March 14th in Seal Beach History

On this date, the Los Angeles Times ran a story on eighteen year old John L. Scott and the baby seal he adopted.

Earlier in March, John had been working in his hot dog stand when he noticed a shimmering shape in the surf. Assuming it was a fish, John, apparently an intrepid soul, charged into the surf to capture it. When he swam closer and heard plaintive bleats, John realized he was not tracking a fish, but was after a baby seal. He took the baby seal home and began nursing it by feeding it milk every two to three hours. John’s theory was that Pat’s mother had been shot by fishermen.

In the days that followed, “Pat” as John named him, would follow and play with his rescuer both on land and in the sea. Their antics attracted local attention and word-of-mouth publicity, and the Santa Ana Register sent a reporter to cover the the unlikely pair on March 5th. That story mentioned that Pat and John would swim together three times a day off Dolphin Avenue between 9 and 10 am, again between 1 and 3 pm, and finally between 4 and 5 pm before retiring to John’s home for the night.

Not to be outdone and knowing a good human (and marine mammal) interest story when they saw it, the editors sent a reporter and a photographer to Seal Beach. Neither the Register or Times saw fit to ask John’s mother or the rest of the family what they thought about his new pet.

It’s hard to tell from the photo, but it appears that Pat didn’t have ear flaps, which would make him a seal and not a pet seal lion as featured in this 1917 post.

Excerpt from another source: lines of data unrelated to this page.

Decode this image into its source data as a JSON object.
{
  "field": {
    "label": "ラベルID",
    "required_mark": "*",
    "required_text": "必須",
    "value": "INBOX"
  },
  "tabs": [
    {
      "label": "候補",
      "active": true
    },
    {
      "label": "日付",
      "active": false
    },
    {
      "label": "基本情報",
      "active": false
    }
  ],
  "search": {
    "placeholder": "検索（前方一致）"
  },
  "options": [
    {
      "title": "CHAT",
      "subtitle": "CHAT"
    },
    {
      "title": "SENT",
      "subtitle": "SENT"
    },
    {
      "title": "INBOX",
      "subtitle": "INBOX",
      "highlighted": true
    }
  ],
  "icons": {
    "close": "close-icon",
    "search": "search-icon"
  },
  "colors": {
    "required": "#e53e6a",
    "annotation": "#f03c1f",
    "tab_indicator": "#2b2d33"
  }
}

There was also never a follow up story covering Pat’s eventual fate, but any marine biologist worth his or her salt water will tell you that adopting a seal or seal lion as a pet is not a good idea and will likely not end well for the critter. We can only hope that at some stage Pat moved on to have a full normal life in the ocean.

(Incidentally, John seemed to be prone to car accidents. When he was fourteen, John broke his leg in Naples when he was thrown from a reckless friend’s car when it overturned while passing another car. In 1933, John was behind the driver’s seat this time and narrowly escaped when the delivery truck he was driving was clipped by a Pacific Electric train at Electric Avenue and Seventeenth Street in Seal Beach. The truck spun around and was knocked 50 feet down the road.)